Film, TV and the Arts

Film, TV and the Arts

Tuesday 7 February 2012

BAFTA Preview: Best Supporting Actress

The Supporting Actress category is a story of bizarre omissions and an inspired inclusion

Having praised BAFTA yesterday for its Best Actor picks, I must express a certain degree of bemusement over its selections for Supporting Actress. It has largely followed the line of other awards ceremonies, nominating Octavia Spencer and Jessica Chastain for their performances in The Help, and Melissa McCarthy for her comedic turn in Bridesmaids. However, it has deviated from others by nominating Carey Mulligan in Drive, and Judi Dench in My Week with Marilyn.


Spencer deserves her nod and is probably the favourite to win both here and at the Oscars, but her co-star Jessica Chastain has been nominated for the wrong film. She appeared in something like 95 films last year, so you can understand why it was difficult for awards bodies to choose a role to nominate her for, but The Help was perhaps the least notable of her performances, even if it was the most in-your-face. Her soulful, quiet and beautiful appearance in The Tree of Life would have been a better choice.

The other curiosity when you consider The Help is the absence of Bryce Dallas Howard from these nominations. She is just skin-crawlingly terrifying in that film, delivering a performance of self-righteous insidiousness along the lines of Marcia Gay Harden’s overlooked but not forgotten performance in Frank Darabont’s superior horror-thriller, The Mist. However, she has been left as little more than an observer this year. Melissa McCarthy does have a very noticeable role in the solid comedy Bridesmaids, and she is a very admirable actress. Her success is not undeserved, but I would have lost her to gain Howard.

And speaking of omissions, you have to look at the inclusion of Dame Judi Dench and wonder where Vanessa Redgrave is.

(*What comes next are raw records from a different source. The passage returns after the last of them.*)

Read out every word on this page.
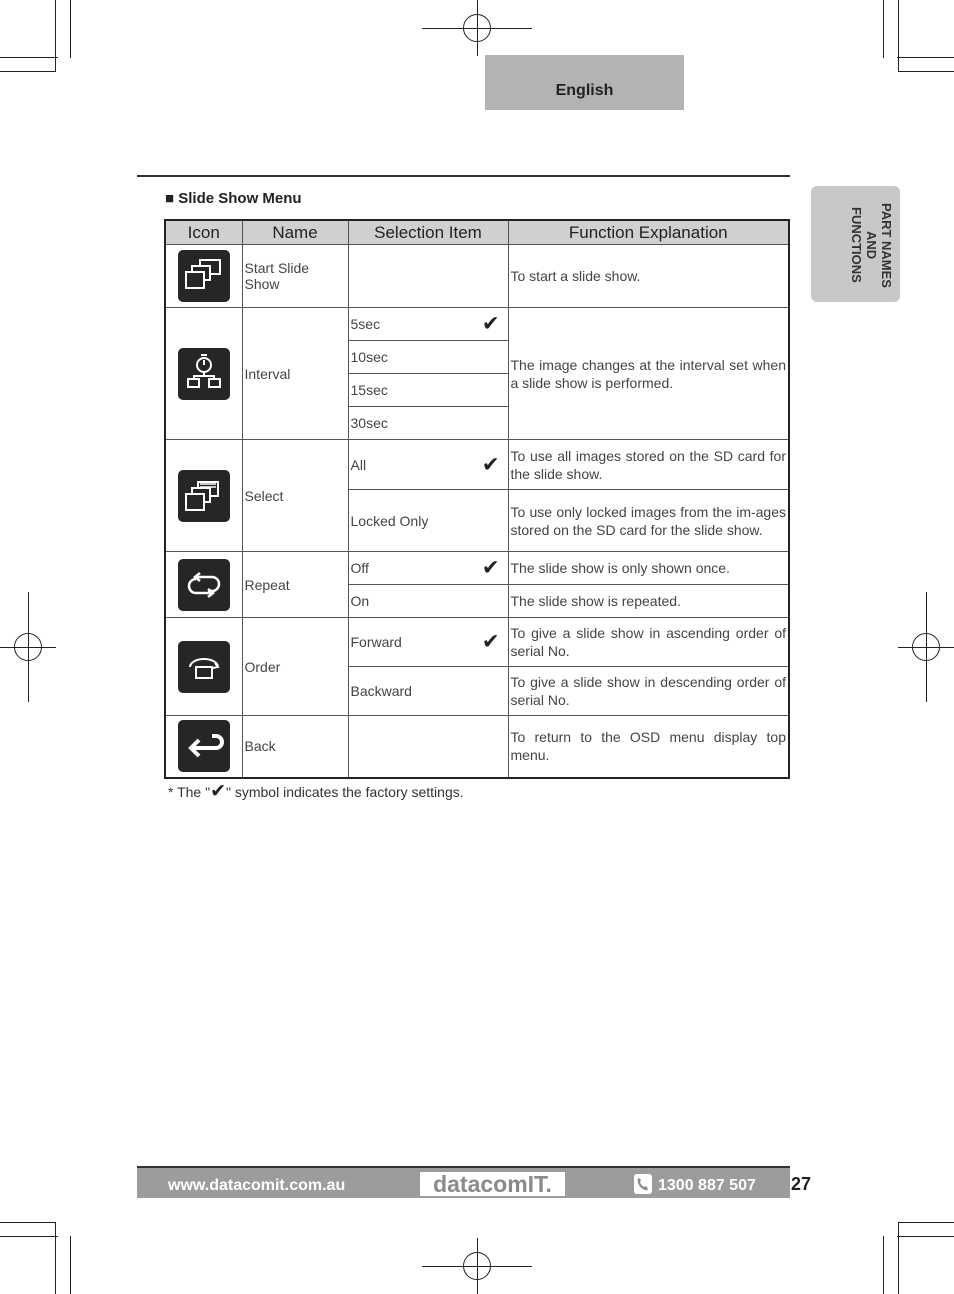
English
PART NAMES AND FUNCTIONS
■ Slide Show Menu
Icon	Name	Selection Item	Function Explanation

	Start Slide Show		To start a slide show.

	Interval	5sec ✔	The image changes at the interval set when a slide show is performed.
		10sec	
		15sec	
		30sec	

	Select	All ✔	To use all images stored on the SD card for the slide show.
		Locked Only	To use only locked images from the im-ages stored on the SD card for the slide show.

	Repeat	Off ✔	The slide show is only shown once.
		On	The slide show is repeated.

	Order	Forward ✔	To give a slide show in ascending order of serial No.
		Backward	To give a slide show in descending order of serial No.

	Back		To return to the OSD menu display top menu.
* The "✔" symbol indicates the factory settings.
www.datacomit.com.au	datacomIT.	1300 887 507 27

Dame Judi is, of course, excellent in My Week with Marilyn, but she has little to do in it, and her nomination feels almost statutory for BAFTA. It is an example of a particularly British lack of imagination, particularly when Redgrave, in the more inaccessible Coriolanus, is just astonishing. She is absolutely on fire and is utterly compelling, selling the Shakespearean language to a modern audience seemingly effortlessly. I understand why BAFTA would be wary of another Redgrave acceptance speech (her last one was just bizarre), but she just should be there this year.

However, BAFTA did get one nominee absolutely right, and Carey Mulligan’s surprise inclusion for her role in the brutal, action-thriller, Drive, is most welcome. She is a serene and enchanting presence in that film and wonderful to watch. She would get my vote, and may well get BAFTA’s, but the gutsy Spencer will be difficult to beat.